Wie hoch ist die Leistung?

Das 2019 eingeführte Sozialhilfe-Grundsatzgesetz sieht Maximalbeträge statt Mindesthöhen vor. Für Alleinlebende und Alleinerziehende beträgt die Höhe im Jahr 2025 maximal 1.209 Euro. Für Paare wurde ein Maximalbetrag von rund 1.693 Euro festgelegt. Die Auszahlung erfolgt zwölf Mal pro Jahr.

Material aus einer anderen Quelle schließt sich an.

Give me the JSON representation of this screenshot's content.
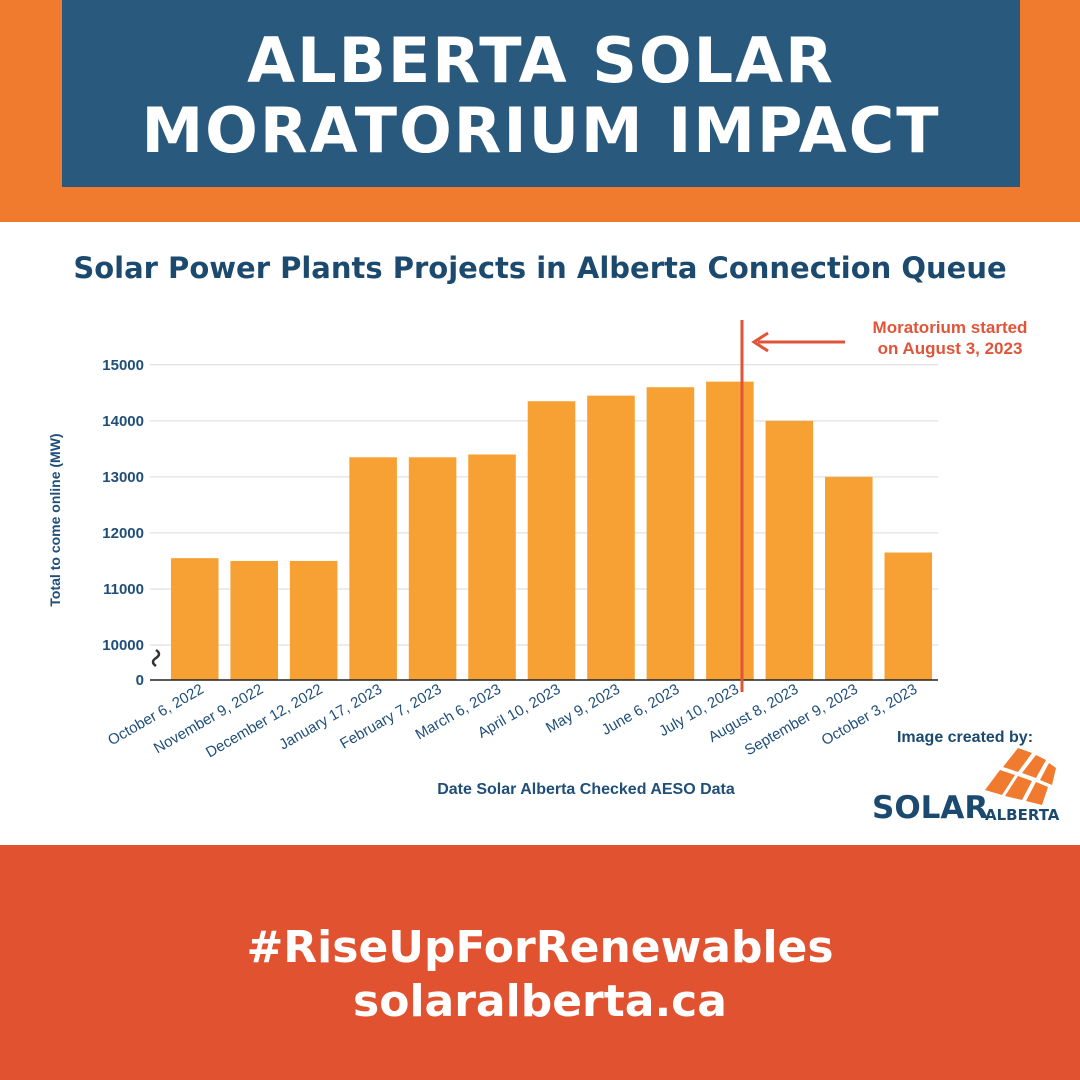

Wie hoch sind die Kinderzuschläge?

Für Kinder gelten je nach Bundesland unterschiedliche Regelungen. Im Grundgesetz waren ursprünglich Höchstsätze für Kinder vorgesehen - und zwar, dass für das dritte und jedes weitere Kind nur mehr 5 Prozent des Ausgleichszulagenrichtsatzes an Sozialhilfe gewährt wird. Diese Regelung wurde im Dezember 2019 vom Verfassungsgerichtshof gekippt, da diese als Schlechterstellung von Mehrkindfamilien und damit als verfassungswidrig bewertet wurde.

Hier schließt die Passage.